El día diez de agosto, encendí una vela a modo de oración, pero una ráfaga de aire frío nos hizo temblar a las dos. Según el dictamen del doctor, Peter no viviría más de tres meses.
La cera caía deshecha en lágrimas. A veces, el pábilo se tornaba blanquecino, lánguido, como si la tez de Peter tomara ese matiz. Cuando éste tosía, la llama chisporroteaba y otra vela era encendida con el resquicio de la moribunda. La estancia se iluminaba con dulzura y el semblante de Peter se relajaba con el efecto de la morfina. Y así, una mano mágica mantenía la luz encendida y la enfermera portaba la bandeja con la jeringa aliviadora. La habitación se iluminaba durante breves duermevelas; las celadoras se esmeraban en cambiar el hedor de las sábanas por otras que esparcían el aroma de la lavanda inglesa; eliminaban el sudor frío y acre por el perfume antiséptico de las toallas y del pijama del enfermo. Peter retomaba el diálogo entrecortado sobre los cumpleaños que se acercaban y que él  quería comprar... La vela hizo un guiño con la ráfaga que entró con el brío de Yvonne. Ésta llegó con los brazos abiertos, una sonrisa amorosa que se fundió con la de sus hermanos: Peter y Malcolm. Todo fue luz, perfume, dulces palabras, caricias temblorosas. La vela era cera derretida, las manos de Peter iban enfriando aquellas que se las abrigaban; las sábanas marcaban el perfil de las piernas esqueléticas y rígidas; los ojos, aún abiertos, se tornaron viscosos; una secreción sanguínea y un temblor raudo surcaron su cara serena… 
Ardieron tres velas  durante los diez días de calvario.

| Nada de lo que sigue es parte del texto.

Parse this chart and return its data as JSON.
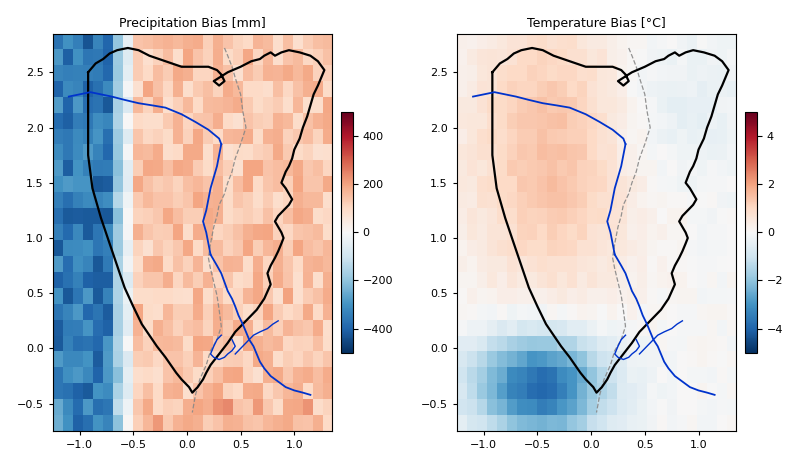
{
  "title_left": "Precipitation Bias [mm]",
  "title_right": "Temperature Bias [°C]",
  "xlim": [
    -1.25,
    1.35
  ],
  "ylim": [
    -0.75,
    2.85
  ],
  "xticks": [
    -1.0,
    -0.5,
    0.0,
    0.5,
    1.0
  ],
  "yticks": [
    -0.5,
    0.0,
    0.5,
    1.0,
    1.5,
    2.0,
    2.5
  ],
  "precip_vmin": -500,
  "precip_vmax": 500,
  "precip_colorbar_ticks": [
    -400,
    -200,
    0,
    200,
    400
  ],
  "temp_vmin": -5,
  "temp_vmax": 5,
  "temp_colorbar_ticks": [
    -4,
    -2,
    0,
    2,
    4
  ],
  "background_color": "#ffffff",
  "nx": 28,
  "ny": 25
}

Malcolm viajó en tren a casa de Roy. Acababan de proporcionarle una cama articulable para que no quedara sin resuello al  subir las escaleras. Sus hijas y yernos hicieron un lugar de acampada en el salón donde la vida transcurría en una conversación trascendente. Carolyne, con la palmatoria cerca de la querida cara de su esposo, negaba el trance por el que estaba pasando su amor. Malcolm trababa de apaciguar el dolor manifiesto en las manos encrespadas de su hermano. No llegaba la morfina, por lo que Carolyne cubrió los labios sangrantes, los gritos alocados, los ojos siniestros de la muerte con un lienzo. Formando un triángulo con las manos, trataron de inocular vida a las dos manos moribundas. Carolyne le agradecía su lección de amor: hacia ella, hacia sus hijas… Aquella sonrisa que flotaba por la estancia. Aquel calendario, con las fotografías de todos los familiares: obra de arte, que ahora heredarían… Malcolm se reía, en parte, para ensordecer LOS PORQUÉS del moribundo; en parte, para aliviar la atmósfera de la habitación, tarareando  el himno del Liverpool.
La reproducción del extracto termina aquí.